Schultz: Are you making changes in how you charge for your services?

Kimmel: We’re trying to do more of our relationships predicated on percentage of our revenue for performance. There are circumstances where we have engaged in a total pay-for-performance. There’s no cost for any of our services. Now, it needs to be a situation where we’re steeped in information. But in certain circumstances with existing clients when we’re steeped in information, we will be willing to say hey, you have limited marketing dollars, we’ll go ahead and do an initiative for you and invest our money, our labor and share of profits. The vast majority of arrangements are a combination of pay for labor and then we’ll participate in performance because we have confidence in our ability to produce.

Schultz: What do you think of DR creative these days? I see a lot of DRTV spots that look more like brand advertising.

Kimmel: Some of direct advertising these days is done by people who are not really direct marketers and it tends to be more of a hybrid. And many advertisers don’t really track the work. They think if there’s an 800 number on it, it’s direct communications. Many of the people who were trained in direct are more mature these days.

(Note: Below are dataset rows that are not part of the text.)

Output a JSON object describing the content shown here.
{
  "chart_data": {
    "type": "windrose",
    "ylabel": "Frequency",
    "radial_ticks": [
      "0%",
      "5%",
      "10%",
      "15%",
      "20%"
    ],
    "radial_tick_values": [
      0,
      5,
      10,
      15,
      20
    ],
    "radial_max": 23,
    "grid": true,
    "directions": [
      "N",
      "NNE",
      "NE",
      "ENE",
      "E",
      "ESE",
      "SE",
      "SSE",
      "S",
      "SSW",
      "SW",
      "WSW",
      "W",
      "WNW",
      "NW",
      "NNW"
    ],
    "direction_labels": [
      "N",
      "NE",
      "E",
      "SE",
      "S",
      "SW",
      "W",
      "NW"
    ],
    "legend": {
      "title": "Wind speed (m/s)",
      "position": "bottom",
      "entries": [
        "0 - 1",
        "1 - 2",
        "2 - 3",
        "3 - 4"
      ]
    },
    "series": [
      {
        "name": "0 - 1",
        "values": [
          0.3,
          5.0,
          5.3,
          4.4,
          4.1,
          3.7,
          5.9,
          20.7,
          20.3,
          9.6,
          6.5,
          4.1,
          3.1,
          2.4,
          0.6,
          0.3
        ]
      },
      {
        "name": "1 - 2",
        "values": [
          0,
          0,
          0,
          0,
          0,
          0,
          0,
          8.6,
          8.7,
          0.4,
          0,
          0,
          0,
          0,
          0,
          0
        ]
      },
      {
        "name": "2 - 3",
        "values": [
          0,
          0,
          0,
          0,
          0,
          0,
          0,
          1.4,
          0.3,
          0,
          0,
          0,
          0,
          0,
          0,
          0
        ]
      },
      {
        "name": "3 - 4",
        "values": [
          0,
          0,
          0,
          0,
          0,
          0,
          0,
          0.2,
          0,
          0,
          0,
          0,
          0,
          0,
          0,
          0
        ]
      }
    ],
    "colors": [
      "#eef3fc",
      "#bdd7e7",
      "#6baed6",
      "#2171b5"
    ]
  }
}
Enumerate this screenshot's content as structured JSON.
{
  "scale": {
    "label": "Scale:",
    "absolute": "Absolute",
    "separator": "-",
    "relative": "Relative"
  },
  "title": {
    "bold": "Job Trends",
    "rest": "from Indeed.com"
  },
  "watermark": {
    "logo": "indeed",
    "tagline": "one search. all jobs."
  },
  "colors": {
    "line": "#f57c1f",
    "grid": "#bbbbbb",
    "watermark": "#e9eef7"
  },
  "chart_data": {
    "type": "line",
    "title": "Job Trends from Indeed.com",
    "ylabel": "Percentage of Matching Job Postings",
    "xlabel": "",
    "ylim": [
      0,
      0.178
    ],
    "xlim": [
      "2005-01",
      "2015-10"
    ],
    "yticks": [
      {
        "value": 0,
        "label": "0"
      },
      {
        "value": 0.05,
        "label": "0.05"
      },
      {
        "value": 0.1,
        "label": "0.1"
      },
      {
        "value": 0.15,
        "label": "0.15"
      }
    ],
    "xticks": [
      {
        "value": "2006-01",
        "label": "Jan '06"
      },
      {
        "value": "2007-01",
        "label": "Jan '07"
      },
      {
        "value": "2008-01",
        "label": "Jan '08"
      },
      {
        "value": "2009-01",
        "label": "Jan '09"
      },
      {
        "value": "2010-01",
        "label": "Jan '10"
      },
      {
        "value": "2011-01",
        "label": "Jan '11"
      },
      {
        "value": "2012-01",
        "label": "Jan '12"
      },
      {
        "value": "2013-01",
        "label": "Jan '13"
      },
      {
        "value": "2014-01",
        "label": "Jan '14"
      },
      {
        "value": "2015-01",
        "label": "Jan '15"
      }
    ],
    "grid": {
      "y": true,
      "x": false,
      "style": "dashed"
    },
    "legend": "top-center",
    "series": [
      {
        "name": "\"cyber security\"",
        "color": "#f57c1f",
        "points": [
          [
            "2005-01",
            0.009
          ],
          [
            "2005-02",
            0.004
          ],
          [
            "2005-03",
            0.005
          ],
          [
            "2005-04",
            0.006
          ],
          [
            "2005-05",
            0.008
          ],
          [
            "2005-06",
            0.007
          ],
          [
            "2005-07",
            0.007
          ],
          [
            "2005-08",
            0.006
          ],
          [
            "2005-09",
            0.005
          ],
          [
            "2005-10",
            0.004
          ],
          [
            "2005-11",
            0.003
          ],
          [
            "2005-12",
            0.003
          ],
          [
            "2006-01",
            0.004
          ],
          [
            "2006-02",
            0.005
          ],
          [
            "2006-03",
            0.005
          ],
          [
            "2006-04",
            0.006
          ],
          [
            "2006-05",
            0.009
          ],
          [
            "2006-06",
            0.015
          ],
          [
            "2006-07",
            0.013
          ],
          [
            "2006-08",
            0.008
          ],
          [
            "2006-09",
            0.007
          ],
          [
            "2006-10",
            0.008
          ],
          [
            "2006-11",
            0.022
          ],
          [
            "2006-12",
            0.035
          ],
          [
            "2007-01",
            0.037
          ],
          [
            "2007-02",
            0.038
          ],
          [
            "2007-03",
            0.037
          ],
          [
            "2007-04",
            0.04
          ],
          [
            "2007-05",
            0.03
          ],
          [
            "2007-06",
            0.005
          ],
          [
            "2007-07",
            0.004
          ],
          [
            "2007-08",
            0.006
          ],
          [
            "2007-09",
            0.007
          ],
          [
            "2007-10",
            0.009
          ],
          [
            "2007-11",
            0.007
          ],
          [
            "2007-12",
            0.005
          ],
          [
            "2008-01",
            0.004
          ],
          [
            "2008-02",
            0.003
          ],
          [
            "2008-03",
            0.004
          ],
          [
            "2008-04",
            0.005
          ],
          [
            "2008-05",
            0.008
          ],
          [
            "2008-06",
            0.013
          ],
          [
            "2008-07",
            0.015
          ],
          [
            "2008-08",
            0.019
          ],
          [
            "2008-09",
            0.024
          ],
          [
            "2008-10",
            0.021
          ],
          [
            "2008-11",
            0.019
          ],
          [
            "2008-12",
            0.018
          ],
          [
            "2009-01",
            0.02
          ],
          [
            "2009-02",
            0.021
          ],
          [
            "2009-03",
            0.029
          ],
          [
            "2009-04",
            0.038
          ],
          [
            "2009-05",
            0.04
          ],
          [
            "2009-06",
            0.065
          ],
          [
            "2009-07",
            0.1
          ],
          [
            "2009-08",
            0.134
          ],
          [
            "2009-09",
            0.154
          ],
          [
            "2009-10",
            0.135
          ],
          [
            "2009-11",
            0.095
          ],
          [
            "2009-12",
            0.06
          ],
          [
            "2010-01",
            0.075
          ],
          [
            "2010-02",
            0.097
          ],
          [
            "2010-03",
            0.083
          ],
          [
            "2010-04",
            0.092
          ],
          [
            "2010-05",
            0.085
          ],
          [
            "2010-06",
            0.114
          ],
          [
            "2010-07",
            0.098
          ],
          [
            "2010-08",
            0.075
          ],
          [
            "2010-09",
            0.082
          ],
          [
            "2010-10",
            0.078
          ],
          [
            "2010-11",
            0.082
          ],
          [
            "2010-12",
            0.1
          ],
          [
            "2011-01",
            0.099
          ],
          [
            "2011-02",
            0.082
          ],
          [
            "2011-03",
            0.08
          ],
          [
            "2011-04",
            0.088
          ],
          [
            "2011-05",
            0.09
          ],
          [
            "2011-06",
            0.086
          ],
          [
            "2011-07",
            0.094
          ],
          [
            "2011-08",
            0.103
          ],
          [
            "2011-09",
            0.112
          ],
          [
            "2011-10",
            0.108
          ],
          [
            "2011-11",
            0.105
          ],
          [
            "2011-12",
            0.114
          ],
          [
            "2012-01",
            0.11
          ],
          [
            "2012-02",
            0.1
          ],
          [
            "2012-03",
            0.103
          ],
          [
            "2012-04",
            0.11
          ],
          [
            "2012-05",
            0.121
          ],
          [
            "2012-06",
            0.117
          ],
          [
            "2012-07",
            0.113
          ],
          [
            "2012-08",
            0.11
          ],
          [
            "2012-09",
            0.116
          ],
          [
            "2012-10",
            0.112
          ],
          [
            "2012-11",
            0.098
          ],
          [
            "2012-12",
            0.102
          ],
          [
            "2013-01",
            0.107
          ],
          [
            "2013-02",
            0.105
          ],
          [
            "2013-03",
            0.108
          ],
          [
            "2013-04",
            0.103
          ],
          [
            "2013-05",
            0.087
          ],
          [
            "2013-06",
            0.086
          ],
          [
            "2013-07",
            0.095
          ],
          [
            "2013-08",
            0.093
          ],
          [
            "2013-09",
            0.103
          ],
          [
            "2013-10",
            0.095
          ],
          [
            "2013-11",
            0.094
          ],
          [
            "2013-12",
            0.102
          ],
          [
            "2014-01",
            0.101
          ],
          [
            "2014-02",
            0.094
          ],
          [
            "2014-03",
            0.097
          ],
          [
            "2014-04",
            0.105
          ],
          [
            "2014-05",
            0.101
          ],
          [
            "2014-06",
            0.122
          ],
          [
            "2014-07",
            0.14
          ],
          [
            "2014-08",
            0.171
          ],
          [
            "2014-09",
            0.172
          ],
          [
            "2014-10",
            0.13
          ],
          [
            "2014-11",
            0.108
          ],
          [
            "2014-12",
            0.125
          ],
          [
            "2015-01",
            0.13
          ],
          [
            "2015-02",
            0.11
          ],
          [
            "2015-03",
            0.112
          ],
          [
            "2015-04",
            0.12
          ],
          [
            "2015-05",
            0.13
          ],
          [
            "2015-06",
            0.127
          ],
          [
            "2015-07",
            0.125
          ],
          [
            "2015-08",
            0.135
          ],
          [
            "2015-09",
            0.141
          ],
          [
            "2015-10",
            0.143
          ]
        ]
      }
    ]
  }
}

There’s a generation that hasn’t done all the testing and all the work that a great direct marketer certainly needs to do.

Some people think they’re dealing direct, but it’s not being tracked on the back end so they don’t know how good it could be. What we want to be able to do is provide meaningful branded communications that offer the same kind of return on investment that traditional direct does. That becomes the challenge. We don’t want to do Judy wraps if a communication in a TV commercial can have a branded message and provide the same return on investment. We have seen circumstances where that’s the case. We want to do branding and sell something at the same time. I think that’s the new platform by which great direct marketing needs to be evaluated.